Ensuite, beaucoup d’entreprises qui versent et augmentent leurs dividendes ont des caractéristiques désirables qui assurent un bon rendement. En ce sens, le dividende est vu comme un « marqueur » qui signale cette qualité.

Or, le dividende est un « marqueur » très inefficace. Par exemple, une autre façon pour des entreprises d’enrichir leurs actionnaires est de procéder à des rachats d’actions. Ces rachats remettent de la richesse aux actionnaires en donnant plus de valeur à chaque action en circulation.

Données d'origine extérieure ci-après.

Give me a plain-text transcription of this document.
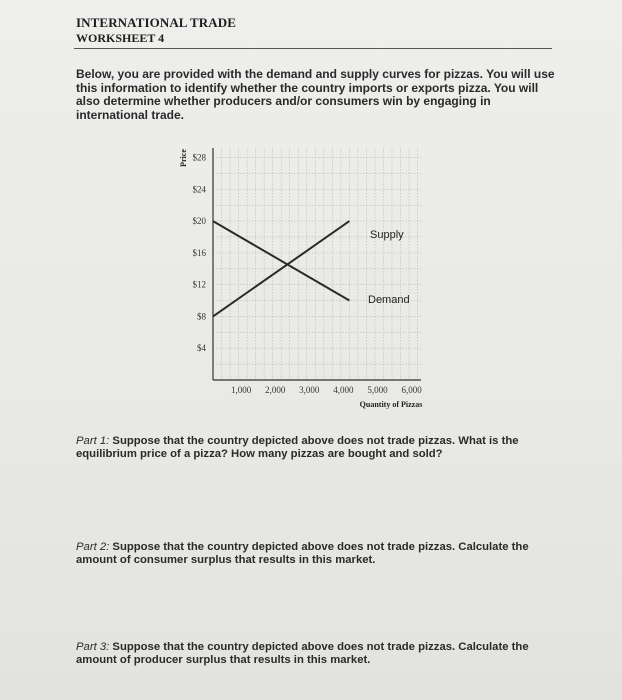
INTERNATIONAL TRADE
WORKSHEET 4
Below, you are provided with the demand and supply curves for pizzas. You will use this information to identify whether the country imports or exports pizza. You will also determine whether producers and/or consumers win by engaging in international trade.
$4
$8
$12
$16
$20
$24
$28
1,000 2,000 3,000 4,000 5,000 6,000
Price
Quantity of Pizzas
Supply
Demand
Part 1: Suppose that the country depicted above does not trade pizzas. What is the equilibrium price of a pizza? How many pizzas are bought and sold?
Part 2: Suppose that the country depicted above does not trade pizzas. Calculate the amount of consumer surplus that results in this market.
Part 3: Suppose that the country depicted above does not trade pizzas. Calculate the amount of producer surplus that results in this market.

Depuis 10 ans, les entreprises du S&P 500 qui ont procédé à d’importants rachats d’actions (tel que le calcule le S&P 500 Buyback Index) ont connu un rendement total annualisé de 11,66 %, tandis que les entreprises à dividendes élevés du S&P 500 (S&P 500 High Dividend Index) ont obtenu un rendement total de 8,80 %.

Au Canada, les entreprises du S&P/TSX qui ont procédé à d’importants rachats d’actions (S&P/TSX Composite Buyback Index) ont obtenu un rendement total annualisé de 9,81 % depuis 10 ans, comparativement à 8,03 % pour les entreprises qui versent un dividende élevé (S&P/TSX Composite High Dividend Index).

Il y a aussi un biais de survie chez les investisseurs qui recherchent des dividendes élevés. Ceux qui ont obtenu de bons résultats depuis des décennies vont avoir une opinion favorable des dividendes. Mais ceux qui ont vu leur dividende sabré ou qui ont vu une chute notable de leurs titres en Bourse tendent à ne pas défendre cette façon de faire avec autant de passion.

Finalement, psychologiquement, un des effets positifs des dividendes est qu’ils sont versés même quand les marchés chutent. Les dividendes ont même continué à être versés après le krach boursier de 1929, et tout au long de la Grande Dépression !

Ne pas vendre parce qu’on sait qu’on va recevoir un dividende est une bonne façon de passer à travers des années noires en Bourse. Historiquement, ceux qui l’ont fait ont été bien servis dans les périodes subséquentes.